Sh-B971 acts through the RIG-I pathway to trigger IFN activation. (A) RIG-I, and not melanoma differentiation associated gene 5 (MDA5) or toll-like receptor 3 (TLR3), mediated IFN induction by sh-B971. Various PRRs and their mutant proteins were coexpressed ...

Structure and sequence determinants of shRNA-mediated IFN activation

The majority of the shRNAs that we use in the lab do not activate RIG-I expression and IFN signaling despite having essentially the same structure as sh-B971, so we wanted to determine whether the sequence of sh-B971 is distinctive enough to trigger the production of IFN. We first tested a synthetic siRNA duplex with the same target sequence as sh-B971. This siRNA (si-B971-syn) should resemble the final Dicer product of sh-B971 except for the 5′-ends. The synthetic siRNA contains 5′-OH groups, whereas the Dicer products probably contain a 5′-monophosphate on one strand and a 5′-triphosphate on the other. Si-B971-syn knocked down CyPB expression as efficiently as sh-B971 (Figure 3A) while failing to activate IFN production, as measured by the GFP-HCV assay (Figure 3B). To determine whether the sequence of the intact hairpin RNA before Dicer cleavage is sufficient to trigger IFN, we tested a synthetic shRNA (sh-B971-syn) that had exactly the same sequence as the predicted intracellular sh-B971 transcript generated by the U6 promoter. Again, the 5′-end of the synthetic sh-B971 had a 5′-OH group instead of any phosphate. Sh-B971-syn behaved similarly to si-B971-syn in that it knocked down CyPB expression without activating IFN response (Figure 3). These results suggest that the 5′-end status of sh-B971 is important for IFN activation, consistent with the previously finding that a 5′-triphosphate is required for RIG-I activation (24,25).

Figure 3.
Structural determinants of IFN activation by sh-B971. 293FT cells were transfected with shRNA-expressing lentiviral plasmids or synthetic RNAs. (A) Knockdown of CyPB expression by various forms of B971 siRNA. Cells were collected 5 days after transfection ...

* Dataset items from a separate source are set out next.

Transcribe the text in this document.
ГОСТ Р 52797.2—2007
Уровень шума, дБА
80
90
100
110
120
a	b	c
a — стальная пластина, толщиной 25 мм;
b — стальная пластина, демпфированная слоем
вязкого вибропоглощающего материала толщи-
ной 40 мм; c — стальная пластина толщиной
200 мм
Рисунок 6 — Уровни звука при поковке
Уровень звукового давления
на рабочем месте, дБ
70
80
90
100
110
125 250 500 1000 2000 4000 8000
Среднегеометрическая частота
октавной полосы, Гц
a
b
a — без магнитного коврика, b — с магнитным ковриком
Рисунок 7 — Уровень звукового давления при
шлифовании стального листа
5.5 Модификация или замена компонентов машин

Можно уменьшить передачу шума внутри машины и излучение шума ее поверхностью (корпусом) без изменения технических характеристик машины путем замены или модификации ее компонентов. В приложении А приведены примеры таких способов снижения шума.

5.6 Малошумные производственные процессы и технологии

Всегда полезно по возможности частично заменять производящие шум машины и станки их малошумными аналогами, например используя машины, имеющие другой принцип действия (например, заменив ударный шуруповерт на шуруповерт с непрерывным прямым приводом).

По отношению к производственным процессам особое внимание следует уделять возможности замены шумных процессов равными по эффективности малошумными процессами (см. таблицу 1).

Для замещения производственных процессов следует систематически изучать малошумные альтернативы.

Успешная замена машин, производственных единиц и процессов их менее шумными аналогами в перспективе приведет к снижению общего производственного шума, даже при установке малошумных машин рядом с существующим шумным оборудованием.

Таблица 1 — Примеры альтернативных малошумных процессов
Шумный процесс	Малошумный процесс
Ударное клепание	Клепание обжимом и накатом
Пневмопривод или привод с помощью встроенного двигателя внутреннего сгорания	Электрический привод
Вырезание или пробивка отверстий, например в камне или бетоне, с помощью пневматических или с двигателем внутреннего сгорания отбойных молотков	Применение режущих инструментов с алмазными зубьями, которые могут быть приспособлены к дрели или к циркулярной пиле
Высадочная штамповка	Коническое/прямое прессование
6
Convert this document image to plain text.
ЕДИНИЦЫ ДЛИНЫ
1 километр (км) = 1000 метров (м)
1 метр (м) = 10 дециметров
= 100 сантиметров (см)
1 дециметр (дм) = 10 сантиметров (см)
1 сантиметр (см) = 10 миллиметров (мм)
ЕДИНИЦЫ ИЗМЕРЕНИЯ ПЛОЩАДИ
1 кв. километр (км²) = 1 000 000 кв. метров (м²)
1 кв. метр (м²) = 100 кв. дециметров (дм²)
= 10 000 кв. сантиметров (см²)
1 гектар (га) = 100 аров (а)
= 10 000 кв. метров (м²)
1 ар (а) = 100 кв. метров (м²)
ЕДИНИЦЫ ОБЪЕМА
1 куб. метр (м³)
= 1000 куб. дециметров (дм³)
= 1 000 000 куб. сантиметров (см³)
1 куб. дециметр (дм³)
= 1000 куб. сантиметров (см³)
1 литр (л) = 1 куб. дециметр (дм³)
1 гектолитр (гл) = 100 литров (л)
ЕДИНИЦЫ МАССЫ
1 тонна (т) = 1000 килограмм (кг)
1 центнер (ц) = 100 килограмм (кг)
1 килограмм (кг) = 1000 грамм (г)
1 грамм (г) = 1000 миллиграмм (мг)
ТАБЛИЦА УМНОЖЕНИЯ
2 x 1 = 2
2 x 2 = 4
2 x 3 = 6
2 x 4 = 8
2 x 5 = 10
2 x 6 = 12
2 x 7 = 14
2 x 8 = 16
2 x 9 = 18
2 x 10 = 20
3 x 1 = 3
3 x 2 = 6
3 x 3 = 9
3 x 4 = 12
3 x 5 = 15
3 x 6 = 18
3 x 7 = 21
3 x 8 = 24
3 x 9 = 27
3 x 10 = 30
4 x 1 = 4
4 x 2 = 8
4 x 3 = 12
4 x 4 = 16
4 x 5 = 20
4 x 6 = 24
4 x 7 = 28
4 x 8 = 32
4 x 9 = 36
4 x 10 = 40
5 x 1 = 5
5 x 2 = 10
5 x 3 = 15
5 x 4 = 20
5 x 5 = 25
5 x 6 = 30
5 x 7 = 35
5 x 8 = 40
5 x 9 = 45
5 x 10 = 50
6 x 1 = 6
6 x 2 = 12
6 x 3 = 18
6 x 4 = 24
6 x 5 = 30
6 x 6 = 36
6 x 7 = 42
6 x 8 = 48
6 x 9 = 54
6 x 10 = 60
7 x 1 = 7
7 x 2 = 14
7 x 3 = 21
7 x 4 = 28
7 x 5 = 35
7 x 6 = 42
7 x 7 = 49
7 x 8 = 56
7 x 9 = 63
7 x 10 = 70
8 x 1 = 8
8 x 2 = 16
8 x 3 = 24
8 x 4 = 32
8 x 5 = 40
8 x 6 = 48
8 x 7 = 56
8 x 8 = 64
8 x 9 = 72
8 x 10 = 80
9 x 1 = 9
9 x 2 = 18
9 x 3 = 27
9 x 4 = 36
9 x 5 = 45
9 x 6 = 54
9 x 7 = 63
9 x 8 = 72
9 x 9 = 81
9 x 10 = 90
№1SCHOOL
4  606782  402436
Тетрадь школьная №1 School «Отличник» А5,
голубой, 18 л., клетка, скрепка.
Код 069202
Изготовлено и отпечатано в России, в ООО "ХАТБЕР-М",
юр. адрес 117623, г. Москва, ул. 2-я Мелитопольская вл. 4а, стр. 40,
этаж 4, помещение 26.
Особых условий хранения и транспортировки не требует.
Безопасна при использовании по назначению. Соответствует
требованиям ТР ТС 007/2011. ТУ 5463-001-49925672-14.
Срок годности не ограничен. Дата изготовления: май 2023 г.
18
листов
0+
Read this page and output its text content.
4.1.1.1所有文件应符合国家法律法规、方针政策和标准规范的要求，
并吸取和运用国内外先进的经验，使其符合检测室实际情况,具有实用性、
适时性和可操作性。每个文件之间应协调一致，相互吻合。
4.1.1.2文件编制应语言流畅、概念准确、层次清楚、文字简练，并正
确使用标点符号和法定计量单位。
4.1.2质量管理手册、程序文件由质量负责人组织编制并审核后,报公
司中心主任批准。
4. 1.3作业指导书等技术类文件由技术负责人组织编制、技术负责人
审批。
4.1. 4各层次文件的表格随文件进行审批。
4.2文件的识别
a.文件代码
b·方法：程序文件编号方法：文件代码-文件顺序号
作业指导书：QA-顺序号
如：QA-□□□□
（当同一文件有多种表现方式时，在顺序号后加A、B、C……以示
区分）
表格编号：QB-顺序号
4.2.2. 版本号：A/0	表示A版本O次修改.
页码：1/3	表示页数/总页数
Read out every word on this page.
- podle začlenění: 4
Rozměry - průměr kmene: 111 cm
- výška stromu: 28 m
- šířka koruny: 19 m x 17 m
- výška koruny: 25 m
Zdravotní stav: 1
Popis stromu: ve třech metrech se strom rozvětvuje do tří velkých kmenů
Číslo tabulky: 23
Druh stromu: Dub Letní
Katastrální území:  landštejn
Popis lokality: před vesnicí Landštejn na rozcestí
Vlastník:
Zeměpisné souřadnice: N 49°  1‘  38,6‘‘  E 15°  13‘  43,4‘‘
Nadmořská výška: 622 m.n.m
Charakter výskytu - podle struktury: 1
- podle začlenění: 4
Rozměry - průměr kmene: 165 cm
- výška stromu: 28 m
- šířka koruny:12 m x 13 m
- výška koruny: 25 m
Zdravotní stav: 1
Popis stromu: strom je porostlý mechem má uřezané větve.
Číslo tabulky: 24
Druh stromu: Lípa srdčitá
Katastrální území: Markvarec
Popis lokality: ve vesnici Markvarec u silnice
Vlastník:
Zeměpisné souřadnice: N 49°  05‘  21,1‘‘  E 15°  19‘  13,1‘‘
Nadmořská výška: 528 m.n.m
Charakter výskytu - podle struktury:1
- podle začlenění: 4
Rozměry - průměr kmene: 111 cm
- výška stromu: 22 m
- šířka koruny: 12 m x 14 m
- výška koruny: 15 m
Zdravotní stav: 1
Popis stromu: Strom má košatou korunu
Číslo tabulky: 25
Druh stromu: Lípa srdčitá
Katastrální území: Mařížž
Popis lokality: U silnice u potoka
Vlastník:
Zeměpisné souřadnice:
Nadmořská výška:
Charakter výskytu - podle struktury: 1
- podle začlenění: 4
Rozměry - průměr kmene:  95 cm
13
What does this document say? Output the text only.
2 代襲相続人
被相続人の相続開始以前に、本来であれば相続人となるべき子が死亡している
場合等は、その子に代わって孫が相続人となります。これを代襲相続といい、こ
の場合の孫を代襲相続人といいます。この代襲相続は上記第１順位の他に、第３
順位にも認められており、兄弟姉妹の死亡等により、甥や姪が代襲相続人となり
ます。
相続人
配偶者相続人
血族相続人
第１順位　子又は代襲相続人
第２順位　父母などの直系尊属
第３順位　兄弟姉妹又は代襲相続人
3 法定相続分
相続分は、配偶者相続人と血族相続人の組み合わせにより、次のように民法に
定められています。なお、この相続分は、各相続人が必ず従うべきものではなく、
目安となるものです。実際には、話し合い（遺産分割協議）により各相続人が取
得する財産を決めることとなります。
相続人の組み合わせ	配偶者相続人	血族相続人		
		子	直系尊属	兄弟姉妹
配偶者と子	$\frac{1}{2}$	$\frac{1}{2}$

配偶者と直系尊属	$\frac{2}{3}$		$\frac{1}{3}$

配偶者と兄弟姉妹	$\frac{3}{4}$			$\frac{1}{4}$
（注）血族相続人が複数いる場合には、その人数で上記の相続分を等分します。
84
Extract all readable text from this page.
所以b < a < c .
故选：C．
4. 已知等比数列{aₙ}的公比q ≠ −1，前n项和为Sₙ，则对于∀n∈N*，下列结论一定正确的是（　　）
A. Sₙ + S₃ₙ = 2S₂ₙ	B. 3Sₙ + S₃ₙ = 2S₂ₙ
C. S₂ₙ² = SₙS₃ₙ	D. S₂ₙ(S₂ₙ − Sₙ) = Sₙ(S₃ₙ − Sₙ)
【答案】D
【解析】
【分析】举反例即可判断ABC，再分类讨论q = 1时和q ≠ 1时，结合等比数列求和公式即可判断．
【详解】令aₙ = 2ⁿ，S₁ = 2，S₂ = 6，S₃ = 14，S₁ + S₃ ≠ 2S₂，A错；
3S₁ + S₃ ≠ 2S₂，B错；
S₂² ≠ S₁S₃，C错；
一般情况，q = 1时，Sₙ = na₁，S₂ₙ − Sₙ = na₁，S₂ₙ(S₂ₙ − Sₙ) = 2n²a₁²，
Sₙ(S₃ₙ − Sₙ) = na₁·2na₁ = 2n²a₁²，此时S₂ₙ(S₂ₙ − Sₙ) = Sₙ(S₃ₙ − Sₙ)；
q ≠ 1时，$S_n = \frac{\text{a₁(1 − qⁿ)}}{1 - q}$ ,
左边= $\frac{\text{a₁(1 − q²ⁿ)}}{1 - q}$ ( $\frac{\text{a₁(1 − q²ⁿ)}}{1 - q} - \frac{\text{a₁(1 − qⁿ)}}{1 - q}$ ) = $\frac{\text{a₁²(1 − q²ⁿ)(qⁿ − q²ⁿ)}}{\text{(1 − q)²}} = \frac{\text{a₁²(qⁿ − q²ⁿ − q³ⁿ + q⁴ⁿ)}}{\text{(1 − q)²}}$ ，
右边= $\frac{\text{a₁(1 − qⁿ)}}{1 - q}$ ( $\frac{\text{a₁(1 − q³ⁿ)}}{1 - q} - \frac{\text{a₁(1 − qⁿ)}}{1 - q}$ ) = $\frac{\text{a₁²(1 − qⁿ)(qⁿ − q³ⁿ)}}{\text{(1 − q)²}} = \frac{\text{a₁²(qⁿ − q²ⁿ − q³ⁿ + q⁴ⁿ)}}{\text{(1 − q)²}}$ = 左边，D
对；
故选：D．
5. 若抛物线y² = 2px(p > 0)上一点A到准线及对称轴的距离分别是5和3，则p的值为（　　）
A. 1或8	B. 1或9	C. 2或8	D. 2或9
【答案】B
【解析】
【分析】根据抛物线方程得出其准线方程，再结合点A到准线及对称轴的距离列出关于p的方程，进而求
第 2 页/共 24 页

To determine the contribution of the individual residues of the sh-B971 sequence, we introduced a series of point mutations into the shRNA and tested them for IFN induction. We changed the first nucleotide from A to G, C, or T while maintaining base-pairing between nucleotides +1 and +47. These mutant shRNAs lacked the ability to activate IFN production (Table 1). Changing the +1 nucleotide to G while leaving the +47 nucleotide intact also abolished IFN activation by the shRNA (A1/G), as did the reciprocal mutation U47/C. The importance of the first nucleotide was further confirmed by the inability of sh-B971+1 to activate IFN. The target of sh-B971+1 was shifted 1 nt downstream on the CyPB mRNA, producing an shRNA starting with a G at the +1 position. The presence of an A at the +1 position was not, however, sufficient to render a shRNA competent for IFN activation, as replacing the first nucleotide of the sh-NTC with an A did not generate an IFN-inducing shRNA (NTC-A and NTC+1). These results indicate that a protruding/unpaired A at the end of the hairpin or the RNA duplex, a potential result of ‘breathing’ at the end of the dsRNA, is not sufficient to trigger IFN induction as previously suggested (38).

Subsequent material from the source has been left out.